The murder of French schoolteacher Samuel Paty by an 18-year-old radical Islamist on October 16 prompted Macron to launch raids in which several suspected Islamist radicals were arrested and approximately 50 organizations allegedly linked to terrorism — and reportedly funded by Turkey and Qatar — have been earmarked to be shut down.

Erdogan accused Macron of staging a witch hunt against Europe’s Muslims and astonishingly drew a parallel between France’s very measured reaction with the brutal Nazi persecution of Jews in World War II.

Macron does not stand alone in taking these actions. An opinion poll following Paty’s beheading — the execution method favored by the Islamic State — found 79 percent of respondents believing that “Islamism had declared war” on France and the French Republic.

An even higher percentage considered France’s highly-valued secularism to be threatened.

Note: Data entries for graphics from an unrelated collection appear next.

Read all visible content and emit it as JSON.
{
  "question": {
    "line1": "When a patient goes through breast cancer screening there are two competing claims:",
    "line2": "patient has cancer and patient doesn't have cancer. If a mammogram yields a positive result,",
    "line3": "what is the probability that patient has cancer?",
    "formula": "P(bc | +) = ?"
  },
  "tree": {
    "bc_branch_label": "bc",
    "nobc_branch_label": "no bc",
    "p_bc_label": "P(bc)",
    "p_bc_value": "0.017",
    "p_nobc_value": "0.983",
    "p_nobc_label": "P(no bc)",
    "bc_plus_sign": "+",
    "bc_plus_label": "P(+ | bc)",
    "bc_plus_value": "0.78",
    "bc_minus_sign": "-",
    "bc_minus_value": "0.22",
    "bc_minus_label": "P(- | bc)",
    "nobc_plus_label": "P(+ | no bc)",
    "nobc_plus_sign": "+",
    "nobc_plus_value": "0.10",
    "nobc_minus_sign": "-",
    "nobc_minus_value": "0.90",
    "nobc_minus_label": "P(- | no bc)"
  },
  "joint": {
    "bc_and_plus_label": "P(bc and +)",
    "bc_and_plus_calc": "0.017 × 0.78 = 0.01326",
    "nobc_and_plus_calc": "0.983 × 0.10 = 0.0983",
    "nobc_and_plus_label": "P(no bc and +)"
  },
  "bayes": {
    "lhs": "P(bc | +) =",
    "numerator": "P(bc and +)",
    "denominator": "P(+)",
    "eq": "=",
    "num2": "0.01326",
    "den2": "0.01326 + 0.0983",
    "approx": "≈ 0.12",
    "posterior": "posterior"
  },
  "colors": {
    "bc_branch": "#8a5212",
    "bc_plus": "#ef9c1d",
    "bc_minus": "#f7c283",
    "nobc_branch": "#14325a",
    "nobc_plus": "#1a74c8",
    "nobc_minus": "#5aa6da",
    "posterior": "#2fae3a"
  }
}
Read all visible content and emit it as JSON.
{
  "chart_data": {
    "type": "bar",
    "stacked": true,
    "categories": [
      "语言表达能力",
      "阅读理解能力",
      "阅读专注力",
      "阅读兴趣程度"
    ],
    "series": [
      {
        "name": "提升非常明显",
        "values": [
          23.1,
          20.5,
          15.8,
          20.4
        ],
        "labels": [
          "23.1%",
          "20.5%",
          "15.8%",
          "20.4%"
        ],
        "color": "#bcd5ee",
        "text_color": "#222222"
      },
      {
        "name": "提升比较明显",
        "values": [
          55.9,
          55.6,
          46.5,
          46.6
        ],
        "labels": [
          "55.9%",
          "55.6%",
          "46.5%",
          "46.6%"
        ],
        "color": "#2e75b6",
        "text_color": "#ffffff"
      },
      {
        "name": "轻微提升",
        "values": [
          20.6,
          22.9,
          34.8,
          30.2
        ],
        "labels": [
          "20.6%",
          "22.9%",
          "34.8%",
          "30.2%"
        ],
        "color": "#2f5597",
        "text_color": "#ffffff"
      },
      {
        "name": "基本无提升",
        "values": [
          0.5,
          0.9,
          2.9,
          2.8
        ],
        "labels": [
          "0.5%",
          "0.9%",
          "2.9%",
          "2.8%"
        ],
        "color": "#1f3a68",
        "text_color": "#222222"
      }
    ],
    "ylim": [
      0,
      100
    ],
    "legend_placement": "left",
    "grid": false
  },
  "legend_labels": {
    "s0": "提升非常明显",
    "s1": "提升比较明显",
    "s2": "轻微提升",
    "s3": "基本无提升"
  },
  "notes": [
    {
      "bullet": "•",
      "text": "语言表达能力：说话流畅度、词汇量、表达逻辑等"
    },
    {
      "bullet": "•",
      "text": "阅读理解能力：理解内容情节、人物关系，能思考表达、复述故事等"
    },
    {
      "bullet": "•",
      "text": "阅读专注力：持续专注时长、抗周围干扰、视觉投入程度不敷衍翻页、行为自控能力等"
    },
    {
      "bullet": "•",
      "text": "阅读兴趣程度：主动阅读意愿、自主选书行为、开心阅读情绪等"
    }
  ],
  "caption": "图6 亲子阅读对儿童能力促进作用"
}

The Islamist terrorist acts in France indicate that Erdogan’s plan to appear as the leader and self-appointed protector of all Muslims, including those living in liberal western democracies, is gaining ground. The instrumentalization of the Muslims of Europe, using them as a weapon against the European countries in which they live and work, is part of the Turkish president’s plan to destabilize Europe in order to achieve his expansionist aims.

Before he appealed to the sentiments of the 70 million Muslims living in Europe, Erdogan had also used the migration card which he has long held up his sleeve. He has openly threatened Europe with unleashing the millions of refugees and migrants in his country and allowing them to enter the Continent, unless he got what he wanted from the EU.

Now, it appears, Islamist terrorists already living in Europe are the weapon of the day.

After his verbal spat with Macron, the Turkish leader also accused European leaders of conducting anti-Islam policies and warned that “Europe is preparing its own end with its front against Muslims,” during a AK Party speech last Saturday.

“You are fascists in the true meaning of the world. You are truly the link in the Nazi chain,” he said, referring to European leaders in a ceremony in Turkey on Monday. He further called on all Muslim nations to come to the assistance of Muslims in France who, he claims, are being persecuted.

Erdogan’s pointed propaganda against Europe seems to be paying off. So far Turkey has received backing from the leaders of Pakistan and Iran in its conflict with Europe. And the Turkish leader continues to act as the protector of all Muslims in the world.

In retrospect, his much-criticized act of turning Hagia Sophia into a mosque seems to be not so much a stab at Greece and Greek Orthodoxy, as originally thought — but rather, it was an act intended to embolden all the Muslims in the world.

However, behind Erdogan’s hostile rhetoric against any nation that stands in his way to rebuild the Ottoman Empire he fantasizes about, looms the economic catastrophe Turkey is facing. The Turkish economy is in freefall and the lira exchange rate is reaching a new low every single day.

Erdogan’s bravado in his continuous involvement in armed conflicts in the Middle East — including Syria, Iraq, Libya, and the Azerbaijan-Armenian situation — anlong with his open threats to Greece, Cyprus and France, could be nothing more than efforts to distract his constituents from the catastrophic problems they are facing.

The man has made a fine art of manufacturing crises and then promising his people that he will resolve them.

Certain European leaders are now prepared to vote to impose sanctions on Turkey at the  EU Summit in December. If indeed the EU does finally impose sanctions, the Turkish economy’s downward spiral will become even steeper. Which would, one imagines, be mirrored in Erdogan’s drop in popularity.